How to solve limits (factoring)

Oct 2017
62
3
Japan
Hi everyone,
if anyone is interested, here is a lesson on how to solve limits by factoring. Please let me know if you have any comment.
[youtube]yIgOVnpBcV4[/youtube]
 

Country Boy

Math Team
Jan 2015
3,261
899
Alabama
Very good! I have just one comment. You refer to the quadratic \(\displaystyle x^2+ 3x- 10\) as having roots -5 and 2 and so can be factored as \(\displaystyle (x+ 5)(x- 2)\).
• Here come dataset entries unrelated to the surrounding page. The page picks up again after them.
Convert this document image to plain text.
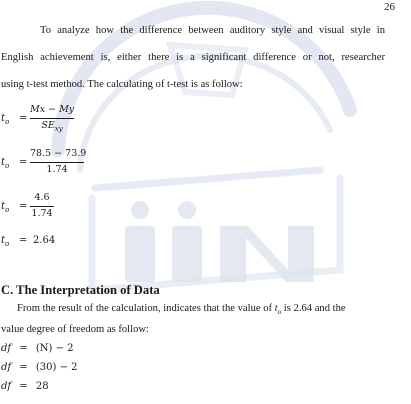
26
To analyze how the difference between auditory style and visual style in
English achievement is, either there is a significant difference or not, researcher
using t-test method. The calculating of t-test is as follow:
$t_o$ =
Mx − My
$SE_{xy}$
$t_o$ =
78.5 − 73.9
1.74
$t_o$ =
4.6
1.74
$t_o = 2.64$
C. The Interpretation of Data
From the result of the calculation, indicates that the value of $t_o$ is 2.64 and the
value degree of freedom as follow:
df = (N) − 2
df = (30) − 2
df = 28
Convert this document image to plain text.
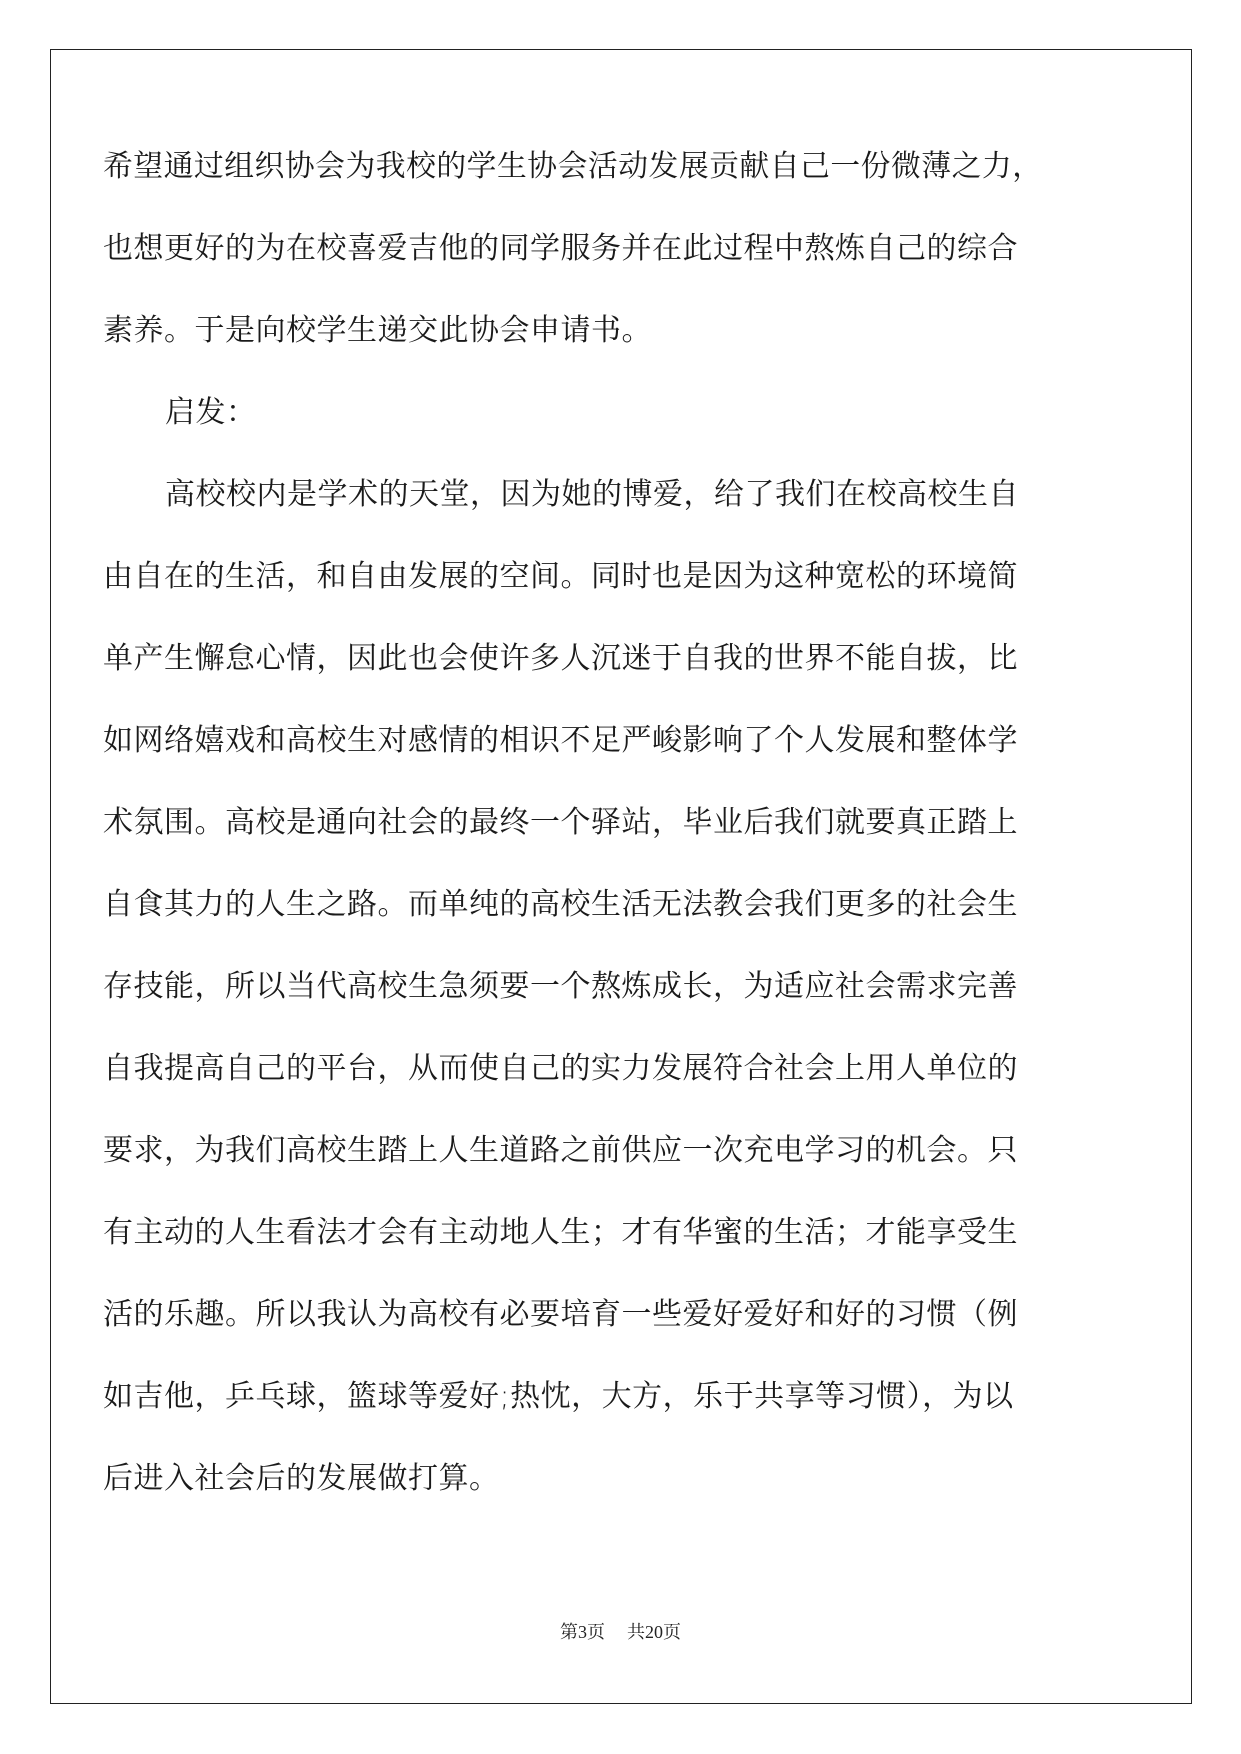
希望通过组织协会为我校的学生协会活动发展贡献自己一份微薄之力，
也想更好的为在校喜爱吉他的同学服务并在此过程中熬炼自己的综合
素养。于是向校学生递交此协会申请书。
启发：
高校校内是学术的天堂，因为她的博爱，给了我们在校高校生自
由自在的生活，和自由发展的空间。同时也是因为这种宽松的环境简
单产生懈怠心情，因此也会使许多人沉迷于自我的世界不能自拔，比
如网络嬉戏和高校生对感情的相识不足严峻影响了个人发展和整体学
术氛围。高校是通向社会的最终一个驿站，毕业后我们就要真正踏上
自食其力的人生之路。而单纯的高校生活无法教会我们更多的社会生
存技能，所以当代高校生急须要一个熬炼成长，为适应社会需求完善
自我提高自己的平台，从而使自己的实力发展符合社会上用人单位的
要求，为我们高校生踏上人生道路之前供应一次充电学习的机会。只
有主动的人生看法才会有主动地人生；才有华蜜的生活；才能享受生
活的乐趣。所以我认为高校有必要培育一些爱好爱好和好的习惯（例
如吉他，乒乓球，篮球等爱好;热忱，大方，乐于共享等习惯），为以
后进入社会后的发展做打算。
第3页 共20页
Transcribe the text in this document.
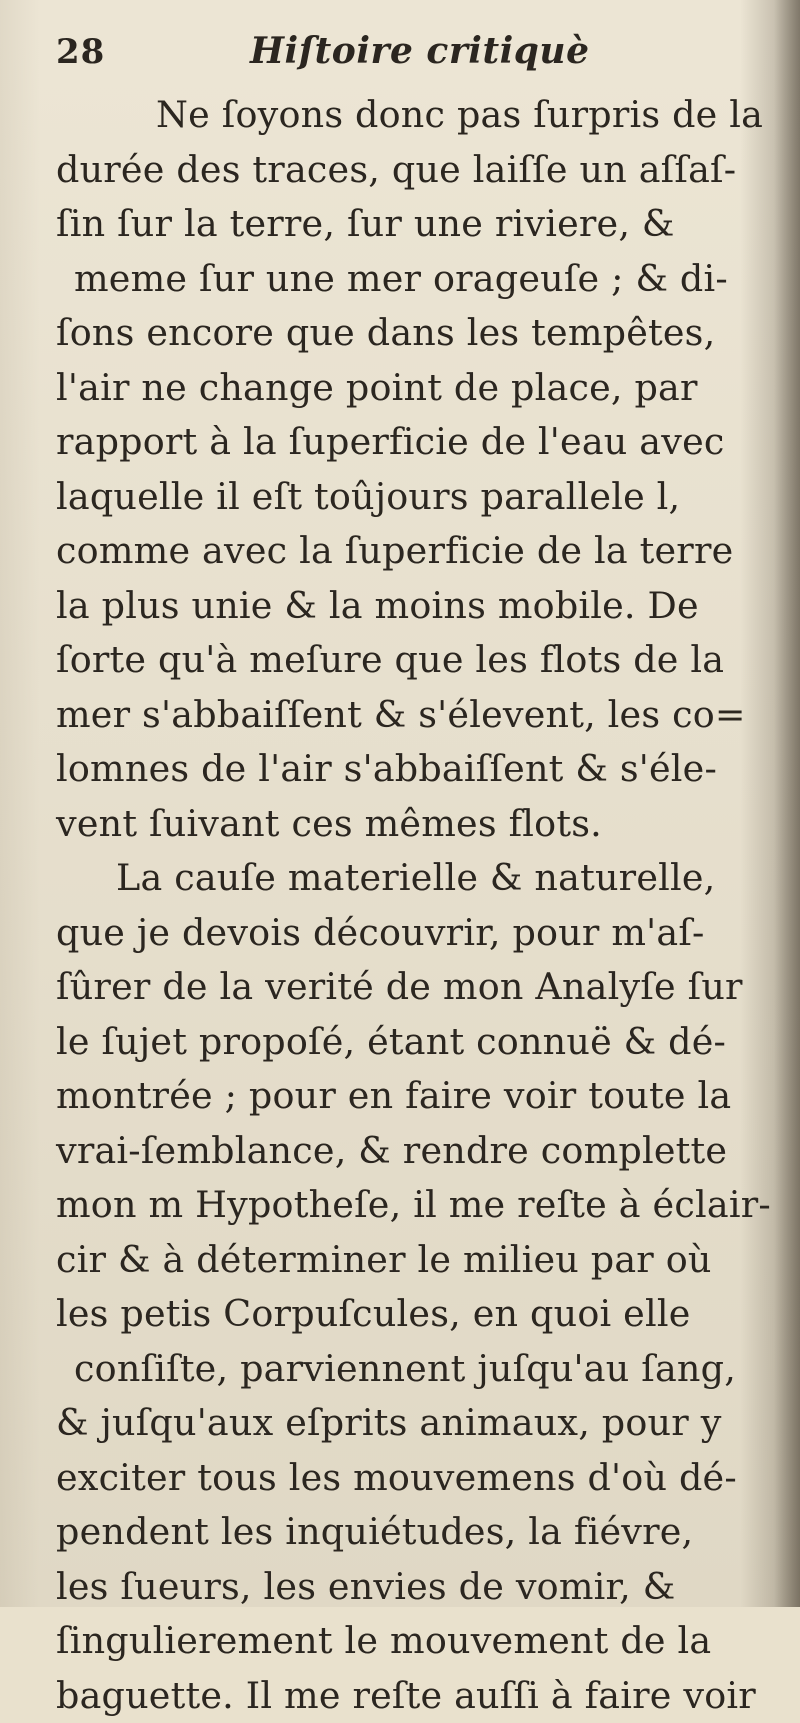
28	Hiſtoire critiquè
Ne ſoyons donc pas ſurpris de la
durée des traces, que laiſſe un aſſaſ-
ſin ſur la terre, ſur une riviere, &
meme ſur une mer orageuſe ; & di-
ſons encore que dans les tempêtes,
l'air ne change point de place, par
rapport à la ſuperficie de l'eau avec
laquelle il eſt toûjours parallele l,
comme avec la ſuperficie de la terre
la plus unie & la moins mobile. De
ſorte qu'à meſure que les flots de la
mer s'abbaiſſent & s'élevent, les co=
lomnes de l'air s'abbaiſſent & s'éle-
vent ſuivant ces mêmes flots.
La cauſe materielle & naturelle,
que je devois découvrir, pour m'aſ-
ſûrer de la verité de mon Analyſe ſur
le ſujet propoſé, étant connuë & dé-
montrée ; pour en faire voir toute la
vrai-ſemblance, & rendre complette
mon m Hypotheſe, il me reſte à éclair-
cir & à déterminer le milieu par où
les petis Corpuſcules, en quoi elle
conſiſte, parviennent juſqu'au ſang,
& juſqu'aux eſprits animaux, pour y
exciter tous les mouvemens d'où dé-
pendent les inquiétudes, la fiévre,
les ſueurs, les envies de vomir, &
ſingulierement le mouvement de la
baguette. Il me reſte auſſi à faire voir
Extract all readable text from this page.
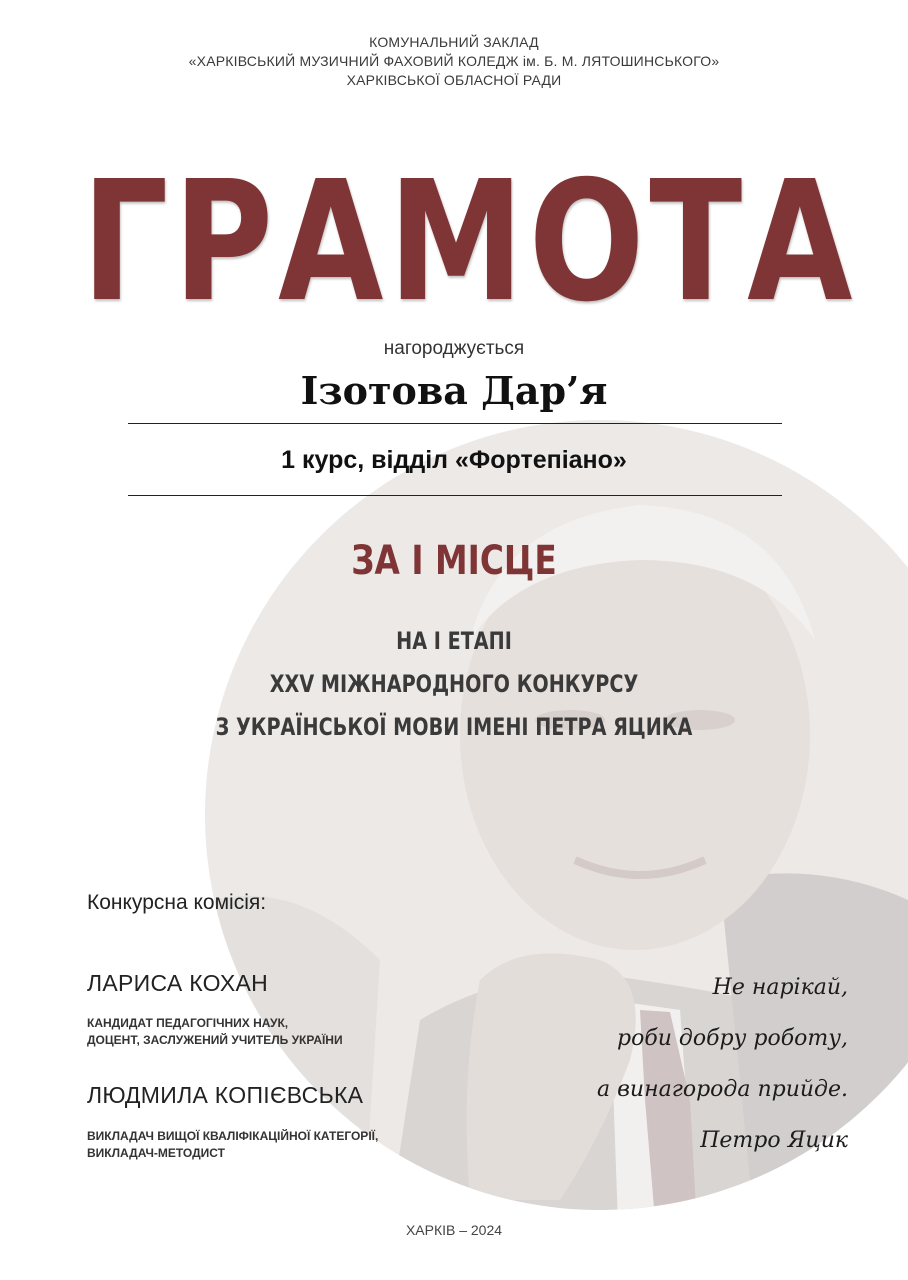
КОМУНАЛЬНИЙ ЗАКЛАД
«ХАРКІВСЬКИЙ МУЗИЧНИЙ ФАХОВИЙ КОЛЕДЖ ім. Б. М. ЛЯТОШИНСЬКОГО»
ХАРКІВСЬКОЇ ОБЛАСНОЇ РАДИ
ГРАМОТА
нагороджується
Ізотова Дар’я
1 курс, відділ «Фортепіано»
ЗА І МІСЦЕ
НА І ЕТАПІ
XXV МІЖНАРОДНОГО КОНКУРСУ
З УКРАЇНСЬКОЇ МОВИ ІМЕНІ ПЕТРА ЯЦИКА
Конкурсна комісія:
ЛАРИСА КОХАН
КАНДИДАТ ПЕДАГОГІЧНИХ НАУК,
ДОЦЕНТ, ЗАСЛУЖЕНИЙ УЧИТЕЛЬ УКРАЇНИ
ЛЮДМИЛА КОПІЄВСЬКА
ВИКЛАДАЧ ВИЩОЇ КВАЛІФІКАЦІЙНОЇ КАТЕГОРІЇ,
ВИКЛАДАЧ-МЕТОДИСТ
Не нарікай,
роби добру роботу,
а винагорода прийде.
Петро Яцик
ХАРКІВ – 2024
I think it would be good to state that we know -5 is a root, and that x+ 5 is a factor, of \(\displaystyle x^2+ 3x- 10\), because setting x= -5 made the numerator 0.
 
Oct 2017
62
3
Japan
Thank you! Even though how to solve quadratics is not the main focus I may indeed have mentioned it.
 

Country Boy

Math Team
Jan 2015
3,261
899
Alabama
My point is a bit more than that. If the numerator had been a cubic and we are looking at \(\displaystyle \lim_{x\to 4}\frac{x^3- 4x^2+ 3x- 12}{x- 4}\) then setting x= 4, \(\displaystyle \frac{4^3- 4(4^2)+ 3(4)- 12}{4- 4}= \frac{64- 65+ 12- 12}{4- 4}= \frac{0}{0}\).

My point is that the fact that the numerator is 0 when x= 4 tells us that x- 4 is a factor of the numerator. Since 12/4= 3, the factors must be \(\displaystyle (x- 4)(x^2+ ax+ 3)= x^3+ ax^2+ 3x- 4x^2- 4ax- 12= x^3+ (a- 4)x^2+ (3- 4a)x- 12\). We must have a- 4= -4 and 3- 4a= 3. a= 0 satisfies both of those: \(\displaystyle \frac{x^3- 4x^2+ 3x- 12}{x- 4}= \frac{(x- 4)(x^2- 3)}{x- 4}a\) which, for all x not equal to 4, is equal to \(\displaystyle x^2- 3\). The limit, as x goes to 4, is 16- 3= 13.